La polizia postale ha presentato in tribunale mesi di conversazioni digitali tra la vittima e l'imputato, incentrate sul tema del suicidio. Il processo prosegue con la ricostruzione dei fatti.
Conversazioni dettagliate sul suicidio emerse in aula
La parola «suicidio» era una presenza costante nelle comunicazioni digitali. Queste conversazioni tra Andrea Prospero e l'accusato si sono evolute. Sono diventate sempre più specifiche sulle modalità per porre fine alla propria vita. Questi scambi sono culminati negli ultimi messaggi del giorno della morte dello studente universitario. Il giovane fu trovato privo di vita nel gennaio 2025. Il ritrovamento avvenne in un bed and breakfast nel centro storico di Perugia.
Questa ricostruzione è stata fornita in tribunale dagli investigatori della polizia postale. Essi sono stati ascoltati come testimoni nel procedimento. L'imputato è accusato di istigazione o aiuto al suicidio. Sia l'accusato che i familiari della vittima erano presenti all'udienza.
Rapporto profondo nato online nel 2023
I primi contatti tra i due risalgono al 2023. Le interazioni sono avvenute attraverso piattaforme di chat online. Non si sono mai incontrati di persona. Nonostante ciò, hanno sviluppato una relazione. Gli investigatori l'hanno descritta come «molto profonda». Era caratterizzata da frequenti confidenze. Molte di queste erano di natura molto personale.
Le conversazioni acquisite agli atti rivelano un tema ricorrente. Il suicidio è diventato centrale soprattutto tra agosto e settembre 2024. In quel periodo, Prospero aveva espresso il desiderio di abbandonare gli studi universitari. Aveva anche manifestato la volontà di non trasferirsi nello studentato di Perugia.
Discussioni sulle modalità del gesto estremo
Dal 25 settembre, secondo la ricostruzione della polizia postale, i due hanno iniziato a discutere concretamente. Hanno analizzato le possibili modalità per togliersi la vita. Sono state discusse l'assunzione di farmaci. Si è parlato anche dell'utilizzo di una pistola e di una corda. L'imputato ha scritto: «Nemmeno se ti butti da dieci piani senti dolore». Andrea ha replicato: «Ma sì. Metti che non muori».
«Sennò vai in overdose. Due pasticche di Oxy e stai a posto e prima di morire stai in paradiso», ha proseguito l'imputato. «Io non voglio soffrire», ha risposto Prospero. «Ma è più facile con una pistola. Non penso sia tanto difficile».
Uso di molteplici dispositivi e ricerche online
Gli investigatori hanno anche rivelato che Prospero utilizzava cinque telefoni cellulari.

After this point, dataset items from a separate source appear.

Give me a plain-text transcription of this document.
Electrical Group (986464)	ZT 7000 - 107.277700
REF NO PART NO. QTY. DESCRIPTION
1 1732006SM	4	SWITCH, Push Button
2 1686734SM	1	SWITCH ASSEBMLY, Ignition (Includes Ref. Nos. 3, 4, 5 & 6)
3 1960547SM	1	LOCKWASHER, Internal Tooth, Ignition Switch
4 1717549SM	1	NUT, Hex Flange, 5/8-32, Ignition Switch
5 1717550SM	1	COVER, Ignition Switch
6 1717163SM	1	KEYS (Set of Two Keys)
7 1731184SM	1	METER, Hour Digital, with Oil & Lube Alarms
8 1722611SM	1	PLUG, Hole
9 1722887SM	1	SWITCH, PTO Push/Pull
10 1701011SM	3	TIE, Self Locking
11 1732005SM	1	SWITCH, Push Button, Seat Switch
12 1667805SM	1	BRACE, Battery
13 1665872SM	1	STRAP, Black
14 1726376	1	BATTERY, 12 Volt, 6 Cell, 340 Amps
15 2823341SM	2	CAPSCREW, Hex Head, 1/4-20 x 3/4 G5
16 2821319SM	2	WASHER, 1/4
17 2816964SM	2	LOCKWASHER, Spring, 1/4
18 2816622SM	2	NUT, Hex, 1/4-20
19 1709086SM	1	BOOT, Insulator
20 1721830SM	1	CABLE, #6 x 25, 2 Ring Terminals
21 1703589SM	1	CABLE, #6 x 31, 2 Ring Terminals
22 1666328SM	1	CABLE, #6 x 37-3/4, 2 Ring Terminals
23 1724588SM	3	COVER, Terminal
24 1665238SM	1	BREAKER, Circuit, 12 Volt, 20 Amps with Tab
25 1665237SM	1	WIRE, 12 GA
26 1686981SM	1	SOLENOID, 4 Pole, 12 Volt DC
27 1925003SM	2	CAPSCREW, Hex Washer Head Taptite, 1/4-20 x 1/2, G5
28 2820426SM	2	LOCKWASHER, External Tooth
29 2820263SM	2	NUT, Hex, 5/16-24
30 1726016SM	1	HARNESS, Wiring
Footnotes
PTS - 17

Aveva decine di account per comunicare online. «I due non erano degli sprovveduti in rete», ha spiegato uno degli investigatori. «Sapevano come muoversi e come procurarsi determinati farmaci». Questo indica una certa familiarità con l'ambiente digitale.
Dall'8 gennaio 2025, la preparazione del suicidio avrebbe assunto contorni ancora più definiti. Tra gli elementi presentati in aula, figurano le ricerche effettuate da Prospero sul web. Sono state analizzate anche le interrogazioni rivolte a ChatGpt. Inizialmente, il giovane ha chiesto: «Soffro di ansia sociale, ma tanto tanto. Evito di fare qualsiasi cosa al di fuori della mia comfort zone. Qualche farmaco può aiutarmi?».
Successivamente, ha domandato: «Lo Xanax può aiutare in situazioni come discussioni? Devo dire ai miei che rinuncio agli studi ma sono molto ansioso». Le richieste si sono poi concentrate sull'ossicodone. Una domanda era: «Se uno ingerisce cinque OxyContin da 80 milligrammi muore?».
Messaggi esortativi nel giorno del decesso
Per quanto riguarda il 24 gennaio 2025, giorno della morte dello studente, gli investigatori hanno riferito. Nelle ore precedenti al decesso, Prospero avrebbe scambiato messaggi esclusivamente con l'imputato. Tra gli scambi richiamati in aula, vi erano esortazioni a compiere il gesto estremo. «Mangia tutte e sette le pasticche e basta. Ce la puoi fare. Vai. Ammazzati», ha scritto l'accusato. «Sono un senzapalle. Dammi più incoraggiamento», ha risposto Andrea.